PS I guess what I am curious is that: when I consider the subset of Spec $A$ that does not meet $S$, is it isomorphic to Spec $S^{-1}A$ as schemes?
By Bourbaki, Algèbre Commmutative, chapter II, paragraph 4, number 3, corollary of the proposition 13, the morphism of schemes $\textrm{Spec}(S^{-1} A)\to \textrm{Spec}(A)$ corresponding to the localisation map $A\to S^{-1} A$ induces an homeomorphism of $\textrm{Spec}(S^{-1} A)$ onto the subset of $\textrm{Spec}(A)$ consisting in points $x$ of $A$ such that $\mathfrak{p}_x \cap S = \varnothing$.

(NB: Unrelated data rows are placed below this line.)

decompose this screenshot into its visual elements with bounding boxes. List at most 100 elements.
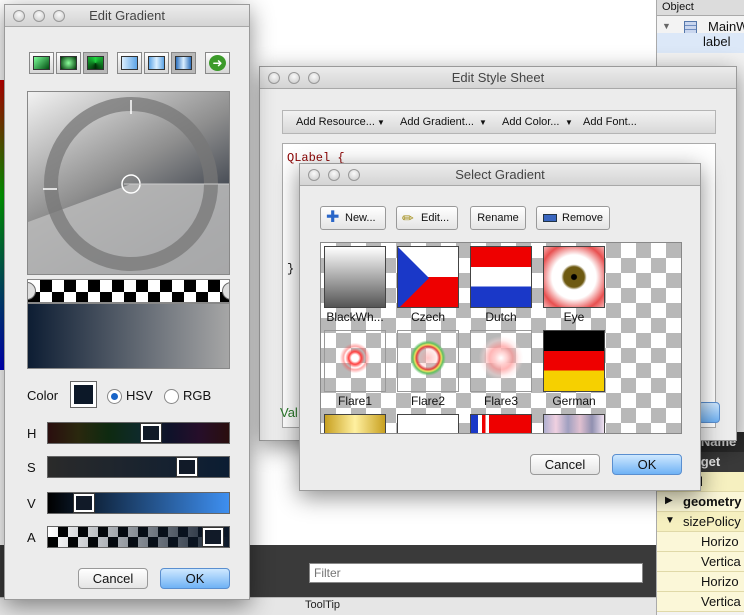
alpha-slider[interactable] xyxy=(47,526,230,548)
dropdown-arrow-icon[interactable]: ▼ xyxy=(565,118,573,127)
gradient-item[interactable] xyxy=(540,411,608,433)
pad-spread-button[interactable] xyxy=(117,52,142,74)
conical-gradient-icon xyxy=(87,56,104,70)
gradient-item[interactable]: Eye xyxy=(540,243,608,327)
close-window-button[interactable] xyxy=(308,169,320,181)
dropdown-arrow-icon[interactable]: ▼ xyxy=(377,118,385,127)
gradient-item[interactable]: German xyxy=(540,327,608,411)
gradient-item[interactable] xyxy=(467,411,535,433)
conical-editor-overlay xyxy=(28,97,229,274)
add-color-button[interactable]: Add Color... xyxy=(502,116,559,128)
gradient-name: Flare2 xyxy=(410,394,445,408)
cancel-button[interactable]: Cancel xyxy=(78,568,148,589)
rgb-radio[interactable] xyxy=(164,389,179,404)
tree-item-label: label xyxy=(703,34,731,49)
title-bar: Edit Style Sheet xyxy=(260,67,736,89)
prop-vertical-stretch[interactable]: Vertica xyxy=(657,592,744,612)
gradient-thumbnail xyxy=(470,414,532,433)
slider-handle[interactable] xyxy=(202,527,224,547)
slider-handle[interactable] xyxy=(176,457,198,477)
ok-button-partial[interactable] xyxy=(698,402,720,423)
reflect-spread-button[interactable] xyxy=(171,52,196,74)
tooltip-column: ToolTip xyxy=(305,599,341,611)
value-slider[interactable] xyxy=(47,492,230,514)
linear-type-button[interactable] xyxy=(29,52,54,74)
gradient-thumbnail xyxy=(470,330,532,392)
gradient-item[interactable]: Flare1 xyxy=(321,327,389,411)
rename-button[interactable]: Rename xyxy=(470,206,526,230)
gradient-bar xyxy=(27,303,230,369)
zoom-window-button[interactable] xyxy=(53,10,65,22)
prop-sizepolicy[interactable]: ▼ sizePolicy xyxy=(657,512,744,532)
expand-arrow-icon[interactable]: ▼ xyxy=(665,515,675,526)
gradient-name: Dutch xyxy=(485,310,517,324)
stop-handle[interactable] xyxy=(28,282,36,300)
select-gradient-dialog: Select Gradient ✚ New... ✏ Edit... Renam… xyxy=(299,163,701,491)
title-bar: Select Gradient xyxy=(300,164,700,186)
radial-gradient-icon xyxy=(60,56,77,70)
remove-gradient-button[interactable]: Remove xyxy=(536,206,610,230)
radial-type-button[interactable] xyxy=(56,52,81,74)
pencil-icon: ✏ xyxy=(402,210,414,226)
prop-geometry[interactable]: ▶ geometry xyxy=(657,492,744,512)
gradient-item[interactable]: Czech xyxy=(394,243,462,327)
slider-handle[interactable] xyxy=(73,493,95,513)
gradient-item[interactable]: Flare3 xyxy=(467,327,535,411)
button-label: New... xyxy=(345,212,376,224)
hue-slider[interactable] xyxy=(47,422,230,444)
s-label: S xyxy=(27,460,36,475)
gradient-item[interactable] xyxy=(394,411,462,433)
slider-handle[interactable] xyxy=(140,423,162,443)
gradient-thumbnail xyxy=(397,246,459,308)
a-label: A xyxy=(27,530,36,545)
expand-arrow-icon[interactable]: ▶ xyxy=(665,495,673,506)
close-window-button[interactable] xyxy=(268,72,280,84)
conical-type-button[interactable] xyxy=(83,52,108,74)
prop-horizontal-policy[interactable]: Horizo xyxy=(657,532,744,552)
add-font-button[interactable]: Add Font... xyxy=(583,116,637,128)
ok-button[interactable]: OK xyxy=(612,454,682,475)
add-gradient-button[interactable]: Add Gradient... xyxy=(400,116,474,128)
minimize-window-button[interactable] xyxy=(33,10,45,22)
plus-icon: ✚ xyxy=(326,209,340,226)
button-label: Remove xyxy=(562,212,603,224)
color-button[interactable] xyxy=(70,381,97,408)
stop-handle[interactable] xyxy=(222,282,229,300)
saturation-slider[interactable] xyxy=(47,456,230,478)
filter-input[interactable] xyxy=(309,563,643,583)
style-toolbar: Add Resource... ▼ Add Gradient... ▼ Add … xyxy=(282,110,716,134)
gradient-item[interactable]: Flare2 xyxy=(394,327,462,411)
expand-arrow-icon[interactable]: ▼ xyxy=(662,21,671,31)
gradient-name: Eye xyxy=(563,310,585,324)
cancel-button[interactable]: Cancel xyxy=(530,454,600,475)
gradient-item[interactable] xyxy=(321,411,389,433)
alpha-overlay xyxy=(48,527,229,547)
minimize-window-button[interactable] xyxy=(328,169,340,181)
gradient-stops-editor[interactable] xyxy=(27,279,230,303)
edit-gradient-button[interactable]: ✏ Edit... xyxy=(396,206,458,230)
repeat-spread-button[interactable] xyxy=(144,52,169,74)
prop-vertical-policy[interactable]: Vertica xyxy=(657,552,744,572)
gradient-item[interactable]: Dutch xyxy=(467,243,535,327)
zoom-window-button[interactable] xyxy=(308,72,320,84)
details-button[interactable]: ➜ xyxy=(205,52,230,74)
dropdown-arrow-icon[interactable]: ▼ xyxy=(479,118,487,127)
hsv-radio[interactable] xyxy=(107,389,122,404)
gradient-thumbnail xyxy=(324,330,386,392)
close-window-button[interactable] xyxy=(13,10,25,22)
tree-item-label-widget[interactable]: label xyxy=(657,33,744,53)
prop-horizontal-stretch[interactable]: Horizo xyxy=(657,572,744,592)
gradient-thumbnail xyxy=(397,330,459,392)
new-gradient-button[interactable]: ✚ New... xyxy=(320,206,386,230)
gradient-name: German xyxy=(552,394,596,408)
minimize-window-button[interactable] xyxy=(288,72,300,84)
window-title: Edit Gradient xyxy=(89,8,165,23)
ok-button[interactable]: OK xyxy=(160,568,230,589)
window-title: Select Gradient xyxy=(455,167,545,182)
gradient-grid: BlackWh... Czech Dutch Eye Flare1 Flare2… xyxy=(320,242,682,434)
gradient-preview[interactable] xyxy=(27,91,230,275)
gradient-item[interactable]: BlackWh... xyxy=(321,243,389,327)
add-resource-button[interactable]: Add Resource... xyxy=(296,116,375,128)
zoom-window-button[interactable] xyxy=(348,169,360,181)
current-color-swatch xyxy=(74,385,93,404)
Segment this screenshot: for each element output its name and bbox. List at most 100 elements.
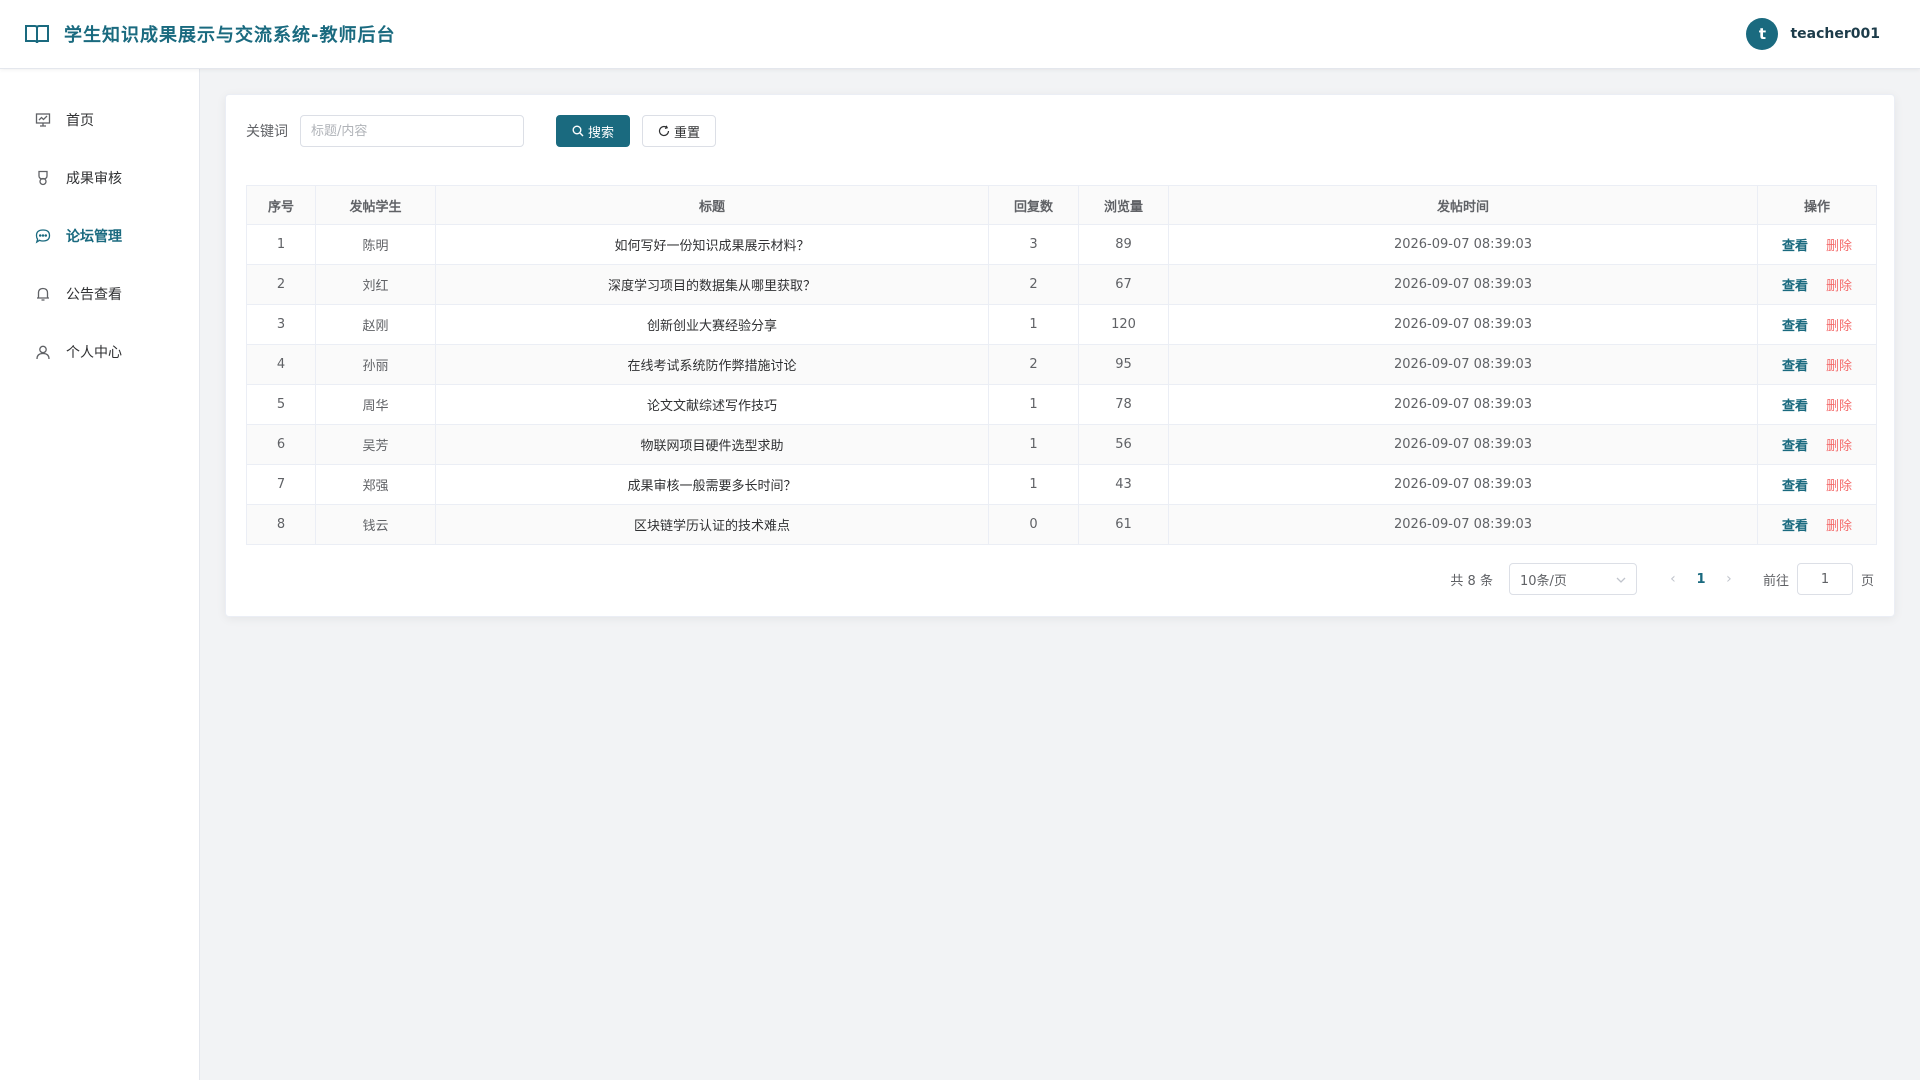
cell-views: 78 <box>1078 384 1169 425</box>
cell-index: 2 <box>246 264 316 305</box>
cell-time: 2026-09-07 08:39:03 <box>1168 304 1758 345</box>
column-header-index: 序号 <box>246 185 316 225</box>
view-button[interactable]: 查看 <box>1782 399 1808 414</box>
view-button[interactable]: 查看 <box>1782 519 1808 534</box>
view-button[interactable]: 查看 <box>1782 239 1808 254</box>
cell-replies: 1 <box>988 424 1079 465</box>
cell-student: 郑强 <box>315 464 436 505</box>
view-button[interactable]: 查看 <box>1782 359 1808 374</box>
keyword-label: 关键词 <box>246 124 288 140</box>
cell-views: 95 <box>1078 344 1169 385</box>
cell-title: 深度学习项目的数据集从哪里获取？ <box>435 264 989 305</box>
search-bar: 关键词 搜索 重置 <box>246 115 1874 147</box>
keyword-input[interactable] <box>300 115 524 147</box>
cell-time: 2026-09-07 08:39:03 <box>1168 264 1758 305</box>
column-header-time: 发帖时间 <box>1168 185 1758 225</box>
forum-posts-table: 序号 发帖学生 标题 回复数 浏览量 发帖时间 操作 1 陈明 如何写好一份知识… <box>246 185 1877 545</box>
avatar[interactable]: t <box>1746 18 1779 50</box>
cell-index: 1 <box>246 224 316 265</box>
brand: 学生知识成果展示与交流系统-教师后台 <box>24 21 395 47</box>
sidebar-item-forum[interactable]: 论坛管理 <box>0 207 199 265</box>
table-row: 8 钱云 区块链学历认证的技术难点 0 61 2026-09-07 08:39:… <box>246 504 1877 545</box>
forum-management-panel: 关键词 搜索 重置 序号 发帖学生 <box>225 94 1895 617</box>
view-button[interactable]: 查看 <box>1782 439 1808 454</box>
cell-actions: 查看 删除 <box>1757 264 1877 305</box>
cell-title: 在线考试系统防作弊措施讨论 <box>435 344 989 385</box>
cell-actions: 查看 删除 <box>1757 424 1877 465</box>
delete-button[interactable]: 删除 <box>1826 479 1852 494</box>
cell-time: 2026-09-07 08:39:03 <box>1168 224 1758 265</box>
sidebar-item-label: 首页 <box>66 113 94 129</box>
cell-title: 创新创业大赛经验分享 <box>435 304 989 345</box>
cell-student: 周华 <box>315 384 436 425</box>
column-header-student: 发帖学生 <box>315 185 436 225</box>
table-row: 4 孙丽 在线考试系统防作弊措施讨论 2 95 2026-09-07 08:39… <box>246 344 1877 385</box>
sidebar-item-review[interactable]: 成果审核 <box>0 149 199 207</box>
cell-views: 89 <box>1078 224 1169 265</box>
reset-button-label: 重置 <box>673 125 700 141</box>
delete-button[interactable]: 删除 <box>1826 359 1852 374</box>
app-title: 学生知识成果展示与交流系统-教师后台 <box>64 25 396 46</box>
cell-views: 56 <box>1078 424 1169 465</box>
page-number-current[interactable]: 1 <box>1685 572 1717 587</box>
cell-index: 3 <box>246 304 316 345</box>
user-icon <box>34 343 52 361</box>
prev-page-chevron-left-icon[interactable]: ‹ <box>1661 571 1685 587</box>
table-row: 7 郑强 成果审核一般需要多长时间？ 1 43 2026-09-07 08:39… <box>246 464 1877 505</box>
delete-button[interactable]: 删除 <box>1826 439 1852 454</box>
cell-actions: 查看 删除 <box>1757 224 1877 265</box>
cell-actions: 查看 删除 <box>1757 384 1877 425</box>
view-button[interactable]: 查看 <box>1782 319 1808 334</box>
page-size-value: 10条/页 <box>1519 573 1567 589</box>
sidebar-item-label: 公告查看 <box>66 287 122 303</box>
chat-bubble-icon <box>34 227 52 245</box>
sidebar-item-label: 论坛管理 <box>66 229 122 245</box>
page-unit-label: 页 <box>1860 573 1874 589</box>
cell-title: 成果审核一般需要多长时间？ <box>435 464 989 505</box>
page-size-select[interactable]: 10条/页 <box>1508 563 1637 595</box>
next-page-chevron-right-icon[interactable]: › <box>1717 571 1741 587</box>
delete-button[interactable]: 删除 <box>1826 519 1852 534</box>
delete-button[interactable]: 删除 <box>1826 279 1852 294</box>
search-button-label: 搜索 <box>587 125 614 141</box>
cell-actions: 查看 删除 <box>1757 304 1877 345</box>
cell-student: 赵刚 <box>315 304 436 345</box>
cell-student: 吴芳 <box>315 424 436 465</box>
cell-index: 7 <box>246 464 316 505</box>
cell-student: 刘红 <box>315 264 436 305</box>
cell-views: 120 <box>1078 304 1169 345</box>
cell-student: 陈明 <box>315 224 436 265</box>
cell-title: 如何写好一份知识成果展示材料？ <box>435 224 989 265</box>
cell-replies: 1 <box>988 304 1079 345</box>
goto-page-input[interactable] <box>1796 563 1853 595</box>
sidebar-item-home[interactable]: 首页 <box>0 91 199 149</box>
cell-time: 2026-09-07 08:39:03 <box>1168 464 1758 505</box>
cell-replies: 2 <box>988 344 1079 385</box>
delete-button[interactable]: 删除 <box>1826 239 1852 254</box>
sidebar-item-notice[interactable]: 公告查看 <box>0 265 199 323</box>
username[interactable]: teacher001 <box>1790 26 1880 42</box>
sidebar-item-label: 成果审核 <box>66 171 122 187</box>
reset-button[interactable]: 重置 <box>642 115 716 147</box>
cell-replies: 2 <box>988 264 1079 305</box>
table-row: 3 赵刚 创新创业大赛经验分享 1 120 2026-09-07 08:39:0… <box>246 304 1877 345</box>
bell-icon <box>34 285 52 303</box>
view-button[interactable]: 查看 <box>1782 279 1808 294</box>
sidebar-item-label: 个人中心 <box>66 345 122 361</box>
cell-replies: 1 <box>988 464 1079 505</box>
column-header-title: 标题 <box>435 185 989 225</box>
view-button[interactable]: 查看 <box>1782 479 1808 494</box>
delete-button[interactable]: 删除 <box>1826 399 1852 414</box>
delete-button[interactable]: 删除 <box>1826 319 1852 334</box>
table-row: 6 吴芳 物联网项目硬件选型求助 1 56 2026-09-07 08:39:0… <box>246 424 1877 465</box>
search-button[interactable]: 搜索 <box>556 115 630 147</box>
pagination: 共 8 条 10条/页 ‹ 1 › 前往 页 <box>1450 563 1874 595</box>
sidebar-item-profile[interactable]: 个人中心 <box>0 323 199 381</box>
cell-time: 2026-09-07 08:39:03 <box>1168 424 1758 465</box>
cell-student: 钱云 <box>315 504 436 545</box>
user-menu[interactable]: t teacher001 <box>1746 18 1880 50</box>
column-header-actions: 操作 <box>1757 185 1877 225</box>
presentation-chart-icon <box>34 111 52 129</box>
cell-index: 4 <box>246 344 316 385</box>
medal-icon <box>34 169 52 187</box>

You can also see Grothendieck's Eléments de géométrie algébrique, I, corollaire 1.2.6. which results from the more general corollaire 1.2.4. Let me detail the latter.
corollaire 1.2.4. Let $\varphi : A' \to A$ a ring morphism such that each $f\in A$ can be written $f = h \varphi(f')$ for some $h\in A^{\times}$ and $f'\in A'$. Then on the spectra $\varphi$ induces an homeomorphism from $X = \textrm{Spec}(A)$ to its image.
Proof. Let's show that for each $P\subseteq A$ we can find a $P'\subseteq A'$ such that $V(E) = V(\varphi(E'))$. As $X$ is a $T_0$ topological space this will imply that the induced map is injective and is an homeomorphism, thanks to fact that ${\psi}^{-1}(V(E')) = V(\varphi(E'))$ where $\psi$ is the scheme morphism induced by $\varphi$. But for any $f \in E$ just take any $f'\in A'$ such that $f = h \varphi(f')$ for some $h\in A^{\times}$ (possible by hypothesis) and take $E'$ the set of such $f'$'s. $\square$
Note that a surjective $\varphi$ satisfies the hypothesis of this corollary. And that the localisation map $A\to S^{-1} A$ also satisfies it, giving an answer to your question.